Malgré cela, les locataires, y compris ceux qui ont demandé à ce que les sommes correspondantes à la régularisation soient suspendues, ont quand même été prélevés des montants contestés.

Tout ceci contribue à renforcer le sentiment d’abandon ressenti par les habitants de ce quartier.

En notre qualité d’élus, nous ne pouvons accepter que cette situation perdure.

Quand le maire de Nice déclare « vouloir remettre la République au cœur des quartiers », nous souhaitons d’abord qu’il commence par demander au principal office HLM de la ville de rendre des comptes aux locataires de tous les quartiers dont il a la charge, y compris celui des Liserons.

Présenter des projets de rénovation c’est bien, mais l’urgence, c’est d’abord de s’occuper des difficultés quotidiennes.

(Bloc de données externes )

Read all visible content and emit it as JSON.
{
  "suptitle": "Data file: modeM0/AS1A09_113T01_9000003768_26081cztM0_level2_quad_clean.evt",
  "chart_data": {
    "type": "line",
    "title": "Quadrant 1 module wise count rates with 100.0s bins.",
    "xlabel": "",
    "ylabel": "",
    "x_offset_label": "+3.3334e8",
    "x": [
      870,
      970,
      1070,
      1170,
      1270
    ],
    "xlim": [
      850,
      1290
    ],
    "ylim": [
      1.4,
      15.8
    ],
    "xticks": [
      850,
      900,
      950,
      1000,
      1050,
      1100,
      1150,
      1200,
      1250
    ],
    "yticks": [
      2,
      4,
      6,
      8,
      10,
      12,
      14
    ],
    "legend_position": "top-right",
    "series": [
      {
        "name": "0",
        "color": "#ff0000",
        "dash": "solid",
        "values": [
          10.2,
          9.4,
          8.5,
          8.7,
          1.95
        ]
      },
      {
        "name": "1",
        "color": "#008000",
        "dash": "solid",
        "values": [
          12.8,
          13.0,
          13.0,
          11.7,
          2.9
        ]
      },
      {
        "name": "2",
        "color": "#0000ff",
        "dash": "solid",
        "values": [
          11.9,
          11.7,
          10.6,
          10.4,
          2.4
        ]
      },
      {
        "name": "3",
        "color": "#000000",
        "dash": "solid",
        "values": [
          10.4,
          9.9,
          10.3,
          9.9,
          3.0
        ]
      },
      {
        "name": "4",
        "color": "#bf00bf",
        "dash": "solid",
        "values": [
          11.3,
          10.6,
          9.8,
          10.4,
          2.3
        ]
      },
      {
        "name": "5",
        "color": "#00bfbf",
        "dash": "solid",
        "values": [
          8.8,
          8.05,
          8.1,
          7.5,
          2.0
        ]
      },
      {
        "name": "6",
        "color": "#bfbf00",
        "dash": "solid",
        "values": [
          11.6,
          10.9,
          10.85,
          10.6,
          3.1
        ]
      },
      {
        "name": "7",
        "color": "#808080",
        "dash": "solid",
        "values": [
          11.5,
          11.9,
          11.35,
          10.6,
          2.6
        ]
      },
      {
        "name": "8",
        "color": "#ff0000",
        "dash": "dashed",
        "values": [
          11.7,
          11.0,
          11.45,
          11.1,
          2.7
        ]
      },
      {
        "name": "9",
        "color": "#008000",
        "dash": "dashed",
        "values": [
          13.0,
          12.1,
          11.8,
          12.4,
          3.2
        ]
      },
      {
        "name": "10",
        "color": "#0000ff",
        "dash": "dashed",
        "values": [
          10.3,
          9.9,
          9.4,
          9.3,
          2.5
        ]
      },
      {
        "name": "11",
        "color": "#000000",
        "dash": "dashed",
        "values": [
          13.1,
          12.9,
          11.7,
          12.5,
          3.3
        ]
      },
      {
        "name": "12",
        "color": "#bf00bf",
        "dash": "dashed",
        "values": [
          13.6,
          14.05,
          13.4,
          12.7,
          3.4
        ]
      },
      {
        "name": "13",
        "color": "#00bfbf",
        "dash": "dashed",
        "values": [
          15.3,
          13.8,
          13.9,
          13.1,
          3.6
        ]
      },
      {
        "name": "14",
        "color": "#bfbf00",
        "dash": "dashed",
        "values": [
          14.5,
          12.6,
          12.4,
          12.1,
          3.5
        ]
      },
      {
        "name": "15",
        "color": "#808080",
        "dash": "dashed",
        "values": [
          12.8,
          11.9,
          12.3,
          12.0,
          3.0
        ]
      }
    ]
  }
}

En attendant la restructuration, il n’est pas normal de laisser sans entretien, ni investissement tout ce qui concerne l’accès à l’eau.

En conclusion

Nous demandons une révision du montant des charges des locataires. En aucun cas, ces derniers ne doivent supporter le coût des gaspillages en eau dont ils ne sont pas responsables et qui sont consécutifs à des négligences imputables à Côte d’Azur Habitat et à son service d’astreinte.

La ville de Nice ne peut pas déclarer vouloir renforcer le vivre ensemble et favoriser, dans les faits, des crispations de plus en plus fortes dans les quartiers.

Remettre la République au cœur des quartiers !

 

Cette belle phrase rappelle la grandeur du défi qui se dresse devant les pouvoirs publics. Mais cette phrase est aussi un paravent utilisé par de nombreux élus pour masquer la vacuité de leurs choix politiques dans le domaine de la politique de la ville, qui est à la dérive.

Les résultats sont là. Même les associations les plus soutenues par la ville, comme ADAM, tirent la sonnette d’alarme. Des dizaines d’autres licencient, diminuent leurs volumes d’activités.

Il en est de même au niveau du logement et plus particulièrement de l’absence d’entretien des immeubles, notamment du parc social de Côte d’Azur Habitat. Ce qu’il se passe aux Liserons depuis samedi où la tuyauterie de l’eau chaude d’un immeuble a cédé provoquant des inondations de garages et autres, en est le dernier exemple en date. Et qui paiera ? Encore les locataires sur leurs charges ?

Ce sera un des grands enjeux des prochaines élections municipales car la cohésion sociale et le vivre ensemble de la ville en dépendront.